Reps are expected to make calls outside standard working hours
Evenings and weekends are often where the best contact rates happen
Performance is heavily tied to call volume and persistence
Rejection is constant
None of this is clearly surfaced during the hiring process.
AI screening might fairly identify the most capable candidates.
👉 But it doesn’t show them what the job actually feels like.
So candidates accept the role expecting one thing…

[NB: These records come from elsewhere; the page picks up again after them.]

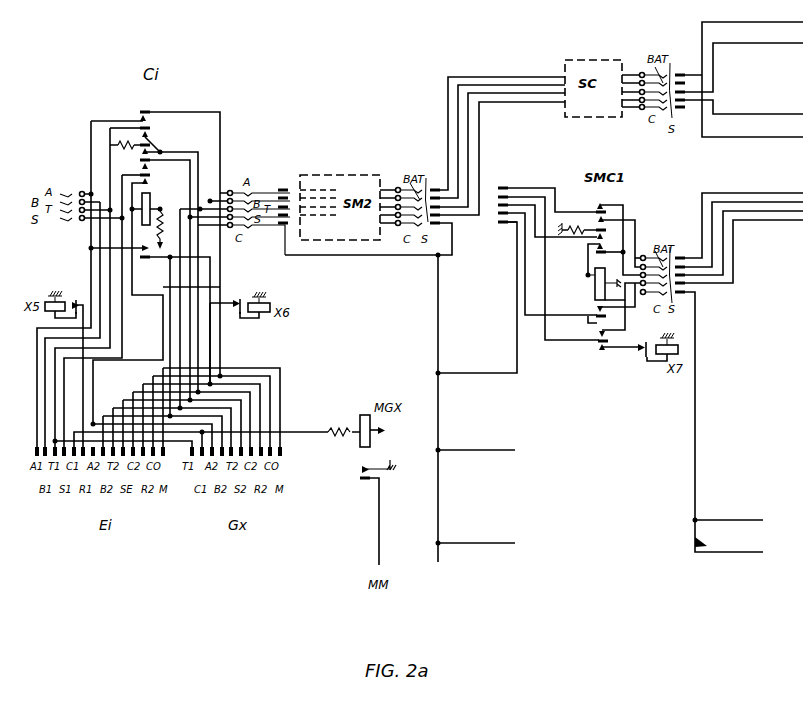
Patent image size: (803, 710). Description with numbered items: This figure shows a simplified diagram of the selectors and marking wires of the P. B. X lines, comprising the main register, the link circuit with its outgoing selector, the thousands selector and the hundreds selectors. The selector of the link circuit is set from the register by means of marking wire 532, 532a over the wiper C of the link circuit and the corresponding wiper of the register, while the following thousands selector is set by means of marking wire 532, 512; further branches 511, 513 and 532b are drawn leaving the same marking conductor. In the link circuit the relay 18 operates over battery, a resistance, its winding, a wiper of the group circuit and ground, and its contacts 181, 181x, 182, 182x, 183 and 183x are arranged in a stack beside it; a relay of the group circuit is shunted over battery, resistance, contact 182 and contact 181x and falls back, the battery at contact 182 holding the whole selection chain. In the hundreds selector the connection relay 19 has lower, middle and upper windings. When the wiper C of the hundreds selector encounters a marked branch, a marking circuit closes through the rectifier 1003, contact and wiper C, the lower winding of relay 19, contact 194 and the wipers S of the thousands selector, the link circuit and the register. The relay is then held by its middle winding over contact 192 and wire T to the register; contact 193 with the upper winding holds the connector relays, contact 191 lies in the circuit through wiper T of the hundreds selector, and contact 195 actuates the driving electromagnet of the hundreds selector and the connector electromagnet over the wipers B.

The contact 181 is at (155, 240).
The contact 181x is at (143, 137).
The contact 182 is at (154, 270).
The contact 182x is at (140, 163).
The contact 183 is at (163, 168).
The contact 183x is at (150, 330).
The relay 18 is at (150, 197).
The contact 191 is at (606, 235).
The contact 192 is at (610, 237).
The contact 193 is at (596, 253).
The contact 194 is at (611, 305).
The contact 195 is at (606, 333).
The connection relay 19 is at (602, 284).
The conductor 511 is at (476, 444).
The marking wire 512 is at (459, 239).
The conductor 513 is at (477, 299).
The marking wire 532 is at (441, 422).
The marking wire 532a is at (363, 265).
The conductor 532b is at (476, 537).
The rectifier 1003 is at (710, 422).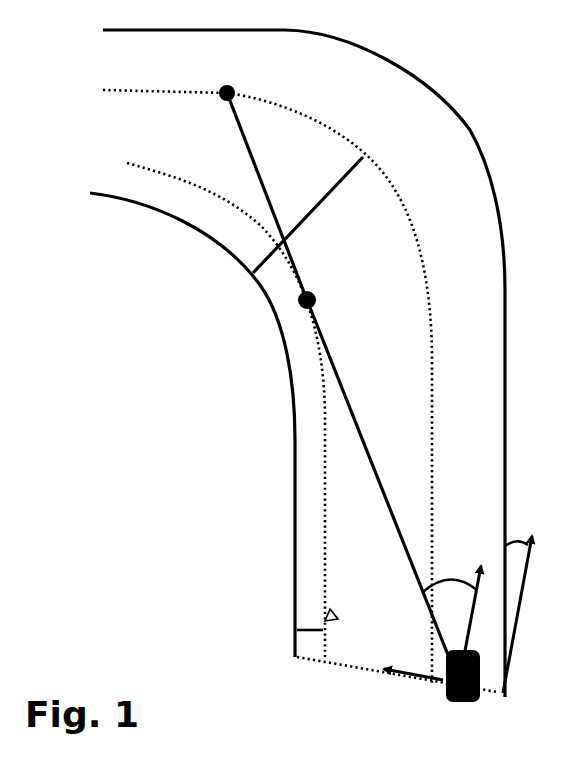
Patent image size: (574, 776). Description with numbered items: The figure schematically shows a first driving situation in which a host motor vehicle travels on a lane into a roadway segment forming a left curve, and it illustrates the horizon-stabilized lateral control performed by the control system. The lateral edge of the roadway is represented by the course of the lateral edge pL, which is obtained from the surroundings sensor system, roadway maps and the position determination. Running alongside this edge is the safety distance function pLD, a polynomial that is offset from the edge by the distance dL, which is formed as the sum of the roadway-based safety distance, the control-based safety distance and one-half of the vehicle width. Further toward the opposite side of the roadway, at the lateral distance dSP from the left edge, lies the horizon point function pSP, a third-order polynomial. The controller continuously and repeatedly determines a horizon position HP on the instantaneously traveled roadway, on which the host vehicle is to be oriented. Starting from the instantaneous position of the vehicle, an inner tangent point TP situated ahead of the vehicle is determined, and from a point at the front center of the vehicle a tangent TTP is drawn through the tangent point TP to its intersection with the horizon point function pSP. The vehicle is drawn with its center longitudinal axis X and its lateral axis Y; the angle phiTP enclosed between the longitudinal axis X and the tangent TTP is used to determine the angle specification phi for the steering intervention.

The horizon position HP is at (263, 178).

…and experience something very different.
👉 That’s when they leave.
Not because they couldn’t do the job.
Because they didn’t sign up for that version of it.
AI is solving the wrong problem
Most AI hiring tools are designed to improve:
Screening speed
Candidate filtering
Shortlisting accuracy
All useful improvements.
But they are built around one assumption:
👉 The goal is to select the best candidate.
That assumption is flawed.
Because hiring doesn’t usually fail at selection.
👉 It fails in what happens next.
The shift hiring teams need to make
To fix this, hiring needs to move beyond selection.
From:
👉 Who is the best candidate?
To:
👉 Should this person take this job — knowing exactly what it involves?
This shift changes everything.
Instead of focusing only on fairness and filtering, hiring should focus more on alignment between candidate expectations and reality
Final thought
AI is making hiring fairer.
But fairness alone doesn’t solve hiring.
If candidates don’t understand the job before they accept it:
👉 they will continue to leave — regardless of how fair the process is.
And if your hiring system produces hires who don’t stay:
👉 it’s not working.
It’s just failing … more efficiently.